Tommy without more details I would suggest you inflate the tow vehicle tires to the tire placard on the tow vehicle. 2. Inflate the trailer tires to the inflation on the trailer.
These recommendations assume you are running the OE size and Load Range tires. You can learn more by reading the posts on my blog.
It is a bit confusing, as in his previous post he says that if you have a tandem axle trailer, you should probably inflate the tires those multiple axle trailers to their sidewall indicated maximum cold psi to lessen shear and premature tire failure. But you are correct that having tires inflated to 80 psi to carry a 50 or 60 psi load will stress the trailer structure a lot more.
Will. If you have changed tire size or Load range you have to do some work. There is no one answer that fits all the different questions that get asked. I have posted answers for people that have changed just the Load Range and for people who have changed the size and load range. I have answered questions for people with lightweight single axle trailers and with heavy multi-axle trailers. Also answered questions from Motorhome owners. Each of these situations needs a slightly different approach.
For the best tire life, I do suggest that multi-axle trailers run a higher than OE level of inflation if the tire load capacity has been changed. BUT for most trailers, the tire applied by the RV company is near the limit for load capacity and should probably have its load capacity increased.
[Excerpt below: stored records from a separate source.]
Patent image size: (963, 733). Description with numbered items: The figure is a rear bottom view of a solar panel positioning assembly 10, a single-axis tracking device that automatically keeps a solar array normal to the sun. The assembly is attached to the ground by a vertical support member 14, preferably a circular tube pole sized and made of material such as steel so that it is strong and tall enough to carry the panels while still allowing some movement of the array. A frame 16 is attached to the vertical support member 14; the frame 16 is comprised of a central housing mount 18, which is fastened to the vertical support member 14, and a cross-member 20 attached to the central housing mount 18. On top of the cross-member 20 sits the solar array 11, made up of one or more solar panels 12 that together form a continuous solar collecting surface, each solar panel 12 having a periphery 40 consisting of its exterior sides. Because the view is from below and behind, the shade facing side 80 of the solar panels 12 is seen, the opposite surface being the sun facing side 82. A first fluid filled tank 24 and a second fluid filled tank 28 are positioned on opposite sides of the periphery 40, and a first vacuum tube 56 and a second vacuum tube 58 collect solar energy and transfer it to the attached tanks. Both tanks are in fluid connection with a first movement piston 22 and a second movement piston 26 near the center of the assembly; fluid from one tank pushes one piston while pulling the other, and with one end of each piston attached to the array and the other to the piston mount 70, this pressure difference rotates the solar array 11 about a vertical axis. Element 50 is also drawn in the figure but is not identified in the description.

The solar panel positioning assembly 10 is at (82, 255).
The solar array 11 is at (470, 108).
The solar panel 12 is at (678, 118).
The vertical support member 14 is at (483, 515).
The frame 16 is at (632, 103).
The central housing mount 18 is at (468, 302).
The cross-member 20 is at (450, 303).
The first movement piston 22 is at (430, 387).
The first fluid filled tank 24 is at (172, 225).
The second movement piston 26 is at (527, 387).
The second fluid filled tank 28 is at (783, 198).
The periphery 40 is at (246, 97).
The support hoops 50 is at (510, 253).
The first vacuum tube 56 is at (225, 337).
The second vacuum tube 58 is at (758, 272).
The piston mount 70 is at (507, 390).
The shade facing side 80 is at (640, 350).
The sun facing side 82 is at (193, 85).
If you can fit a larger tire than you may be able to provide more load capacity without needing to increase the inflation above the OE level. I have dozens of posts both specific and general on how to select inflation for trailer application so maybe the best thing to do is to see what I have already written on the topic. If you still have questions you can contact me directly by email. The address is posted under my picture on my blog.
While this is pretty much true, other aspects should be taken into consideration. Over inflating a tire for the load that is put on it then can easily cause increased suspension wear and Vehicle or TT structural stresses that decrease their life. A tire has a lot to perform beyond just carrying the load. A proper footprint for maximum braking and handling is provided by running the proper PSI for the load. Too high of PSI in the tire for the load on it can negatively affect tire contact with the road. The tire also has to compliment the suspension by absorbing some road shock. What it doesn’t is transmitted to the vehicle or trailer itself. Too high of pressure for the load can cause some structural damage to the tire itself by road shock since there is not the proper amount of “give” to allow the tire to flex as it should.
Get the tire maker load/pressure chart and inflate to the level of what load you are typically putting on your individual trailer axles. The tire maker put in the R&D on the tire and is the best source to determine what pressure to run. Take the guess work and potential error out of the equation and let the tire maker’s load pressure chart do all the problem solving. You paid for the tires, so get your money’s worth.
I generally agree with what you said. You will notice I did not tell the person asking the original question to run the LR-E 80 psi. His situation was a bit unusual but there are a number of others who will also discover that the size for their trailer only is available in higher Load Ratings than the OE tires if they switch to Goodyear Endurance tires.